Users do not access tools (exec or web) hosts directly, and must use a bastion host to control their jobs on the grid.
Historical reference on issues in Tools: https://etherpad.wikimedia.org/p/T100160
We currently have several bastions:
> tools-bastion-05 - general login and SGE interfacing
> tools-bastion-02 - general development, testing and SGE interfacing (Trusty)
> tools-precise-dev - general development, testing and SGE interfacing (Precise)
> tools-bastion-03 - new xlarge yuvi created to alleviate for general login and SGE interfacing
> tools-bastion-10 - testing for bastion setup
> tools-bastion-11 - testing for bastion setup
> tools-bastion-01 - needs to be deleted post security investigation
Bad outcomes from our approach:
* tools-bastion-05 is often used for development work or resource intensive jobs which prevents users who only need interface with SGE. This means no launching or monitoring of their jobs because another user is doing something intensive.
* tools-bastion-02 and tools-precise-dev are underutilized most of the time as it is poorly advertised and occasionally unusable from really expensive user load
* tools-bastion-03 isn't well known yet and while the extra head room is good, it's still easy for our use patterns to overwhelm and render moot.
We have public static urls for accessing general SGE and development:
tools-login.wmflabs.org - directs to tools-bastion-05
tools-dev.wmflabs.org - directs to tools-bastion-02
Resource contention exists for a large array of concerns but primarily:
* NFS capacity
* NFS usage (FD allocation etc)
* Local storage capacity
* Local storage usage (FD allocation etc)
This contention for resources exists in two capacities: users who are acting as themselves, and users are acting in the stead of a tool.
Because of how NFS is mounted there is no separation in either logging or quota allotment between user home directories and tool data directories. `/project/tools/project` and `/project/tools/home`. So if I want to breakdown where our NFS usage is currently it is not easy as these are part of the same export.
The reason /home and /data/project are the same isn't happenstance, it's that the underlying mechanism is the same. This raises the other problem that comes from this in that user home data has no separation at the storage layer from operational data for tools. If a user were to create a file large enough it would crash every running tool. Or if a tool were to create a file large enough it would cause issues for users.

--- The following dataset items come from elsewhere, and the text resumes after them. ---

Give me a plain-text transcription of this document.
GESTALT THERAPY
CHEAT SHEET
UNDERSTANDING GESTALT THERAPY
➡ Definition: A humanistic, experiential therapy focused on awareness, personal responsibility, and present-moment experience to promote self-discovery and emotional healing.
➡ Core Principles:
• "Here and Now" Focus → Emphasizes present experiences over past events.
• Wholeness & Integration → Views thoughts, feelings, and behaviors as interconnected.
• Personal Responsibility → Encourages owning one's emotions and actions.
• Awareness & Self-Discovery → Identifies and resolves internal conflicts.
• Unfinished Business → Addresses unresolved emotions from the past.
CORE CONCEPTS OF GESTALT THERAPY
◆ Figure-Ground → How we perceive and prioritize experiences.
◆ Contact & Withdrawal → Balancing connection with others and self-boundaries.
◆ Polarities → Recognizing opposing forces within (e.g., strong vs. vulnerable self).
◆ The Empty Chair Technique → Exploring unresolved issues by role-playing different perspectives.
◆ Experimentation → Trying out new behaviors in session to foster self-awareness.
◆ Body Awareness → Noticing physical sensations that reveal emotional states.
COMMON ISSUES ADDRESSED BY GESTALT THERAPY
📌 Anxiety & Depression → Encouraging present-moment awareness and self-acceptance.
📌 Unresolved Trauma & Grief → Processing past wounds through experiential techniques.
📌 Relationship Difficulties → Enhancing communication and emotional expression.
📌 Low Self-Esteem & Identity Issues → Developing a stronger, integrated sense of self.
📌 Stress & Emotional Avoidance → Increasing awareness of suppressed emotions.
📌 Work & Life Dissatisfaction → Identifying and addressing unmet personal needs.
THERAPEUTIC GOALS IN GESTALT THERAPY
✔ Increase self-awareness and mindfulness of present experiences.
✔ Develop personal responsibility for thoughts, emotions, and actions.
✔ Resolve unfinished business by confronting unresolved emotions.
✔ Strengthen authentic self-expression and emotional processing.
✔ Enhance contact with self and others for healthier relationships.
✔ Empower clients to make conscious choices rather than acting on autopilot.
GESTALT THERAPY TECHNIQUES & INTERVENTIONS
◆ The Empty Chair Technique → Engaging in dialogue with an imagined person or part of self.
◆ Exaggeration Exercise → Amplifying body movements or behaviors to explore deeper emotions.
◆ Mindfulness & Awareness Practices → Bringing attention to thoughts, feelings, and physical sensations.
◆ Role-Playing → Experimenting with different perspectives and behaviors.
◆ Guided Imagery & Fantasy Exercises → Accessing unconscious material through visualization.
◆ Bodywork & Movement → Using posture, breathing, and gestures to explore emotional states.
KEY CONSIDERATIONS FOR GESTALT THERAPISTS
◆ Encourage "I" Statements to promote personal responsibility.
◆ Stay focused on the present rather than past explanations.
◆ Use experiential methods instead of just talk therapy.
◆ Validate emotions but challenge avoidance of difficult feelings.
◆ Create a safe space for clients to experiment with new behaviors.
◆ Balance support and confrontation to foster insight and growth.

Mechanisms for ensure resource allocation is sane:
* limits.conf (pam_limits.so)
* restricted shell (rbash or lshell)
We have been using tc for a few months now to ensure that a single host cannot crash our entire NFS setup (as has been the case for a long time). This moves the issue closer to source (on the host in question) and helps prevent cascading catastrophic failure we have seen often to this point. This does mean tools on a host share a common quota, but this is already true of the other finite resources on the `Resource contention` list. At the moment host level allotments are our smallest granularity of resource pooling. Hopefully, this becomes more sane with k8s. As part of using tc to prevent NFS reads for overwhelming the server use the [[ http://www.linuxfoundation.org/collaborate/workgroups/networking/ifb | IFB ]] kernel module to redirect inbound traffic for shaping. Because NFS connections are long lived and response well to shaping it's a viable approach. This is how we do bidirectional restriction for NFS traffic currently.
Into the future I am proposing:
* A bastion solely for the purpose of SGE interaction for users. This grants users a restricted shell both as themselves and as their tool users allowing inspection and interaction with the SGE grid. This is achieved through resource restriction for memory per process (cgroups), CPU scheduling weighted scheduling fairness (cgroups), user limits like ulimit and FD allocation limitations (limits.conf), NFS quota allocation and capping (tc and cgroups), and resource usage tracking via cgroups, iptables, and tc.
* A bastion solely for dev work that is Trusty (tools-dev.wmflabs.org and tools-dev-trusty.wmflabs.org). This host has similar tc enforced NFS allocation, CPU scheduling fairness, and basically much higher limits for any resource restrictions and //no restricted shell//.
* A bastion solely for dev work that Precise (tools-dev-precise.wmflabs.org). This host has similar tc enforced NFS allocation, CPU scheduling fairness, and basically much higher limits for any resource restrictions and //no restricted shell//.
** It's possible we should use a group of limited bastions behind an haproxy host allocating new users to the most load appropriate place, but I believe at our current levels of usage (approx 20 - 30 concurrent users usually) we should able to get by with a single xlarge instance.
The overarching idea is that users need to accomplish resource intensive tasks, but this should be contained in a such a way that other users can still perform functions we consider necessities regarding management of their tools.
Considerations that affect our mechanisms for ensure resource allocation can function by method (to be made links to a comment on where things stand for each). We are limited to Trusty or Precise here as having packages for SGE. Trusty is the main bastion, in the future we we move off of SGE Debian (Jessie) will take this role. This has some implications because systemd is not a first class citizen on Trusty, and the cgroup integration is a little haphazard (I think).
* [[ https://phabricator.wikimedia.org/T131541#2170625 | cgroups ]]
* [[ https://phabricator.wikimedia.org/T131541#2170660 | limits.conf ]] (pam_limits.so)
* [[ https://phabricator.wikimedia.org/T131541#2170762 | restricted shell ]] (rbash or lshell)
* [[ https://phabricator.wikimedia.org/T131541#2170836 | tc ]]
* (user space oriented commands) trickle, cpulimit, etc